Paras and Quirino D. Abad Santos, Jr., concurring: Annex A, Petition, Rollo, 26.
[2]
Original Record, 22.
[3]
Ibid., 148.
[4]
G.R. No. 91602. February 26, 1991. 194 SCRA 548.
[5]
G.R. No. 93396, September 30, 1991, 202 SCRA 191.
[6]
Infra, fn. 20.
[7]
This provision reads as follows: "The Civil Service embraces all branches, subdivisions,
instrumentalities and agencies of the Government, including government-owned or
controlled corporations with original charters."
[8]
Sec. 12. Powers and functions. The Commission shall have the following powers and
functions:
xxx
(9) Declare positions in the Civil Service as may be primarily confidential, highly technical or
policy-determining; x x x
[9]
Salazar vs. Mathay, Sr., et al., L-44061, September 20, 1976, 73 SCRA 275.
[10]
L-22562, October 22, 1966, 18 SCRA 417.
[11]
"No officer or employee of the civil service shall be removed or suspended except for cause
provided by law" (Sec. 2[3], Art. IX-B, 1987 Constitution).
[12]
Approved, October 6, 1975.
[13]
Executive Order No. 292 took effect on November 23, 1989 pursuant to Proclamation No.

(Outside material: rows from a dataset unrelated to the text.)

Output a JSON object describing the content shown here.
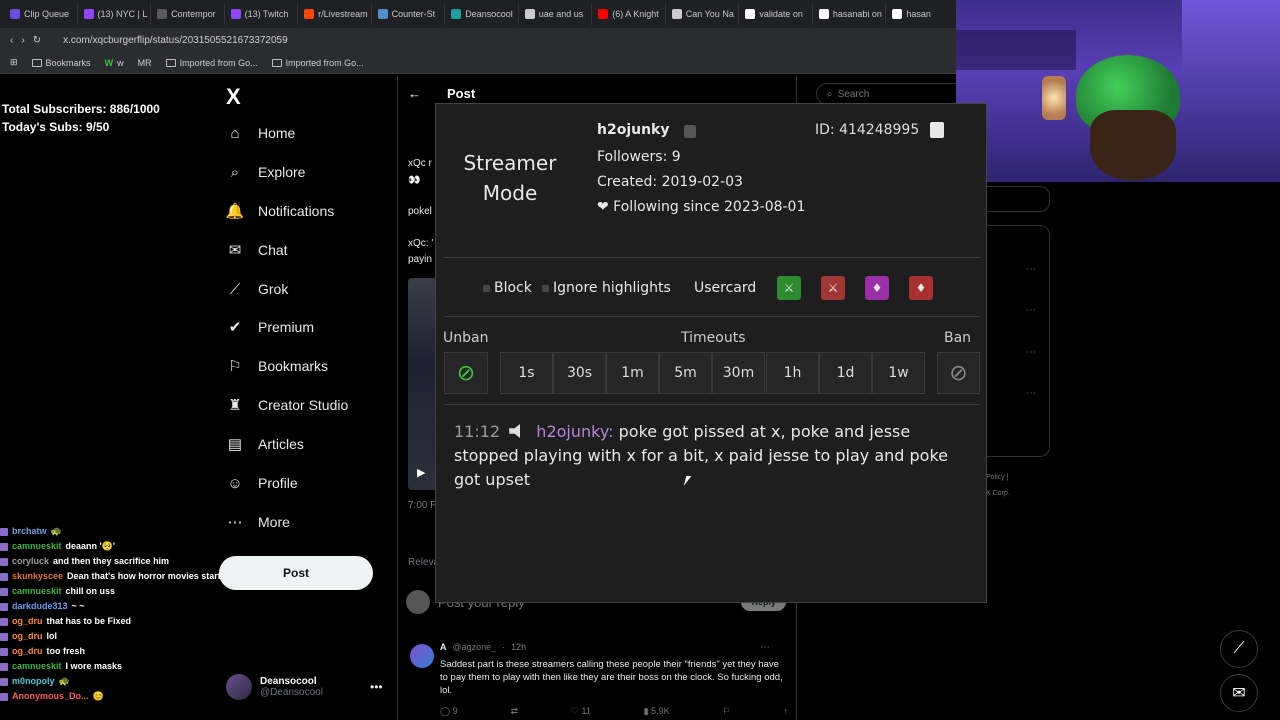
{
  "browser": {
    "tabs": [
      "Clip Queue",
      "(13) NYC | L",
      "Contempor",
      "(13) Twitch",
      "r/Livestream",
      "Counter-St",
      "Deansocool",
      "uae and us",
      "(6) A Knight",
      "Can You Na",
      "validate on",
      "hasanabi on",
      "hasan"
    ],
    "tab_colors": [
      "#6a4bdb",
      "#9146ff",
      "#5a5a5a",
      "#9146ff",
      "#ff4500",
      "#4f8cc9",
      "#1da1a1",
      "#cccccc",
      "#ff0000",
      "#cccccc",
      "#ffffff",
      "#ffffff",
      "#ffffff"
    ],
    "url": "x.com/xqcburgerflip/status/2031505521673372059",
    "bookmarks": [
      "Bookmarks",
      "w",
      "MR",
      "Imported from Go...",
      "Imported from Go..."
    ]
  },
  "stats": {
    "total": "Total Subscribers: 886/1000",
    "today": "Today's Subs: 9/50"
  },
  "x_nav": {
    "logo": "X",
    "items": [
      {
        "label": "Home",
        "icon": "⌂"
      },
      {
        "label": "Explore",
        "icon": "⌕"
      },
      {
        "label": "Notifications",
        "icon": "🔔"
      },
      {
        "label": "Chat",
        "icon": "✉"
      },
      {
        "label": "Grok",
        "icon": "⟋"
      },
      {
        "label": "Premium",
        "icon": "✔"
      },
      {
        "label": "Bookmarks",
        "icon": "⚐"
      },
      {
        "label": "Creator Studio",
        "icon": "♜"
      },
      {
        "label": "Articles",
        "icon": "▤"
      },
      {
        "label": "Profile",
        "icon": "☺"
      },
      {
        "label": "More",
        "icon": "⋯"
      }
    ],
    "post_button": "Post",
    "account": {
      "name": "Deansocool",
      "handle": "@Deansocool"
    }
  },
  "chat": [
    {
      "user": "brchatw",
      "color": "#6aa0d8",
      "msg": "🐢"
    },
    {
      "user": "camnueskit",
      "color": "#3fb33f",
      "msg": "deaann '🥺'"
    },
    {
      "user": "coryluck",
      "color": "#a0a0a0",
      "msg": "and then they sacrifice him"
    },
    {
      "user": "skunkyscee",
      "color": "#e0703a",
      "msg": "Dean that's how horror movies start"
    },
    {
      "user": "camnueskit",
      "color": "#3fb33f",
      "msg": "chill on uss"
    },
    {
      "user": "darkdude313",
      "color": "#6b9cf0",
      "msg": "~ ~"
    },
    {
      "user": "og_dru",
      "color": "#ff8a2a",
      "msg": "that has to be Fixed"
    },
    {
      "user": "og_dru",
      "color": "#ff8a2a",
      "msg": "lol"
    },
    {
      "user": "og_dru",
      "color": "#ff8a2a",
      "msg": "too fresh"
    },
    {
      "user": "camnueskit",
      "color": "#3fb33f",
      "msg": "I wore masks"
    },
    {
      "user": "m0nopoly",
      "color": "#4ec9d8",
      "msg": "🐢"
    },
    {
      "user": "Anonymous_Do...",
      "color": "#ff5a5a",
      "msg": "😊"
    }
  ],
  "center": {
    "back_arrow": "←",
    "title": "Post",
    "fragments": [
      "xQc r",
      "👀",
      "pokel",
      "xQc: '",
      "payin",
      "7:00 P",
      "Releva"
    ],
    "reply_placeholder": "Post your reply",
    "reply_button": "Reply",
    "tweet": {
      "name": "A",
      "handle": "@agzone_",
      "time": "12h",
      "text": "Saddest part is these streamers calling these people their \"friends\" yet they have to pay them to play with then like they are their boss on the clock. So fucking odd, lol.",
      "replies": "9",
      "likes": "11",
      "views": "5.9K"
    }
  },
  "right": {
    "search_placeholder": "Search",
    "footer_1": "Policy  |",
    "footer_2": "X Corp."
  },
  "usercard": {
    "mode_line1": "Streamer",
    "mode_line2": "Mode",
    "username": "h2ojunky",
    "followers": "Followers: 9",
    "created": "Created: 2019-02-03",
    "following": "❤ Following since 2023-08-01",
    "id": "ID: 414248995",
    "block": "Block",
    "ignore": "Ignore highlights",
    "usercard_label": "Usercard",
    "unban": "Unban",
    "timeouts": "Timeouts",
    "ban": "Ban",
    "timeout_buttons": [
      "1s",
      "30s",
      "1m",
      "5m",
      "30m",
      "1h",
      "1d",
      "1w"
    ],
    "message": {
      "time": "11:12",
      "user": "h2ojunky:",
      "text": "poke got pissed at x, poke and jesse stopped playing with x for a bit, x paid jesse to play and poke got upset"
    },
    "swatch_colors": [
      "#3cc83c",
      "#e04848",
      "#c84cd8",
      "#d84848"
    ]
  }
}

495 of the Office of the President of even date.
[14]
"Appointments in the civil service shall be made only according to merit and fitness to be
determined as far as practicable, and, except to positions which are policy-determining, primarily
confidential, or highly technical by competitive examination." (Sec. 2[2], Art. IX-B, 1987
Constitution).
"The Commission shall have the following powers and functions: x x x Declare positions in the
Civil Service as may properly be primarily confidential, highly technical or policy-
determining." (Sec. 12[9] Book V. E.O. No. 292).
[15]
Record of the Constitutional Commission, Vol. I, 571-572.
[16]
87 Phil. 289 (1950).
[17]
Grio, et al. vs. Civil Service Commission, et al., supra., fn. 4.
[18]
Petition, 12-13, Rollo, 19-20.
[19]
Borres, et al. vs. Court of Appeals, et al., L-36845, August 21, 1987, 153 SCRA 120.
[20]
Tria vs. Sto. Tomas, et al., G.R. No. 85670 July 31, 1991, 199 SCRA 833.
[21]
Pamil vs. Teleron, L-34854, November 20, 1978, 86 SCRA 413.